Correspondence to: He  Mengli, School of Nursing, Yunnan University of Traditional Chinese Medicine, 650000. Email: 2804264508@qq.com

Abstract

Objective: To systematically evaluate the effectiveness of the critical care nursing scoring system in the human resource allocation of ICU nurses. METHODS: A computer search of The Cochrane Library, PubMed, EMbase, Web of Science, CINAHL, China Biomedical Literature Database, China Knowledge Network, Wanfang and Weipu databases for literature on the critical care nursing scoring system in ICU nurse human resource allocation was conducted with a search time frame of build to November 2022.Two researchers screened the literature and extracted data according to inclusion and exclusion criteria, and the Cochrane Risk of Bias Assessment Tool was used for methodological quality assessment and RevMan 5. 3 software was used for statistical analysis. RESULTS: Fifteen studies were ultimately included. Meta-analysis results showed that the intensive care scoring system reduced inpatient length of stay [MD: -1.36, 95% CI (-3.44, -2.88)], inpatient healthcare costs [MD: -0.87, 95% CI (-0.94, - 0.81)], reduced the incidence of inpatient complications [OR: 0.33, 95% CI( 0.23, 0.46)], improved patient and family satisfaction [OR: 4.89, 95% CI (3.27, 7.30)], and improved nurse job satisfaction [OR:5.65, 95% CI (2.73, 11.70)]. CONCLUSION: The included literature the evaluation results were of moderate quality and could be improved in terms of blinding and allocation concealment.
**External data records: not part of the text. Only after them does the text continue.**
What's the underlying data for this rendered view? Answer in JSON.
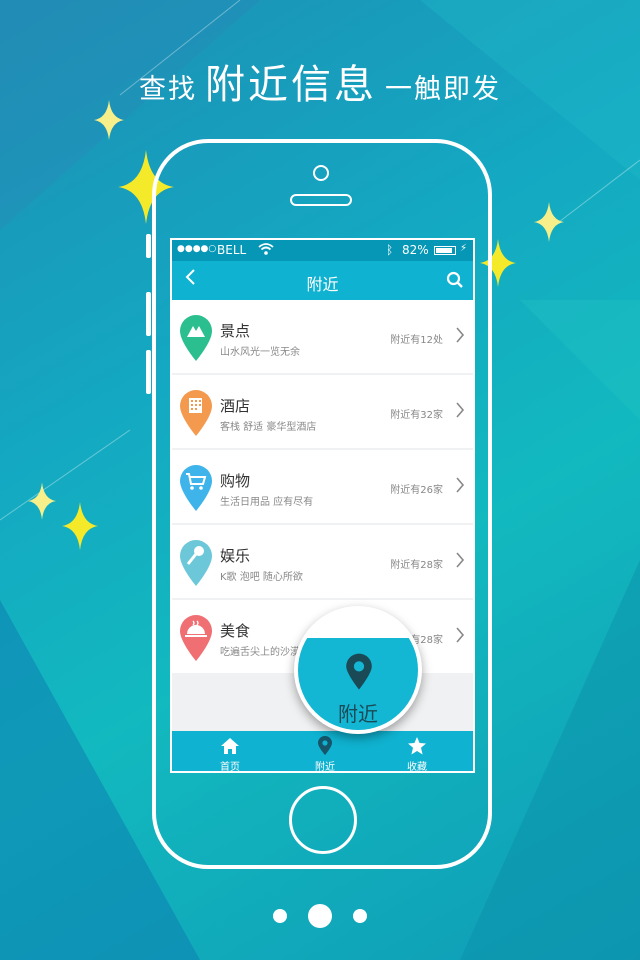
{
  "headline": {
    "part1": "查找",
    "part2": "附近信息",
    "part3": "一触即发"
  },
  "status_bar": {
    "carrier": "BELL",
    "battery": "82%"
  },
  "nav": {
    "title": "附近"
  },
  "items": [
    {
      "title": "景点",
      "subtitle": "山水风光一览无余",
      "count": "附近有12处",
      "color": "#2bbf8f",
      "icon": "mountain-icon"
    },
    {
      "title": "酒店",
      "subtitle": "客栈  舒适  豪华型酒店",
      "count": "附近有32家",
      "color": "#f39a4f",
      "icon": "building-icon"
    },
    {
      "title": "购物",
      "subtitle": "生活日用品  应有尽有",
      "count": "附近有26家",
      "color": "#3fb4ea",
      "icon": "cart-icon"
    },
    {
      "title": "娱乐",
      "subtitle": "K歌  泡吧  随心所欲",
      "count": "附近有28家",
      "color": "#6cc8d9",
      "icon": "microphone-icon"
    },
    {
      "title": "美食",
      "subtitle": "吃遍舌尖上的沙漠",
      "count": "附近有28家",
      "color": "#f06f73",
      "icon": "food-dish-icon"
    }
  ],
  "tabs": [
    {
      "label": "首页",
      "icon": "home-icon"
    },
    {
      "label": "附近",
      "icon": "location-pin-icon"
    },
    {
      "label": "收藏",
      "icon": "star-icon"
    }
  ],
  "bubble": {
    "label": "附近"
  },
  "colors": {
    "primary": "#0fb2d0",
    "status_bar": "#0697b6"
  }
}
The critical care nursing scoring system was able to reduce patient hospital costs, reduce length of stay, reduce the incidence of complications, improve patient and family satisfaction with nursing care, and improve nurse satisfaction with nursing care to some extent, and more high-quality literature should be included for further evaluation in the future.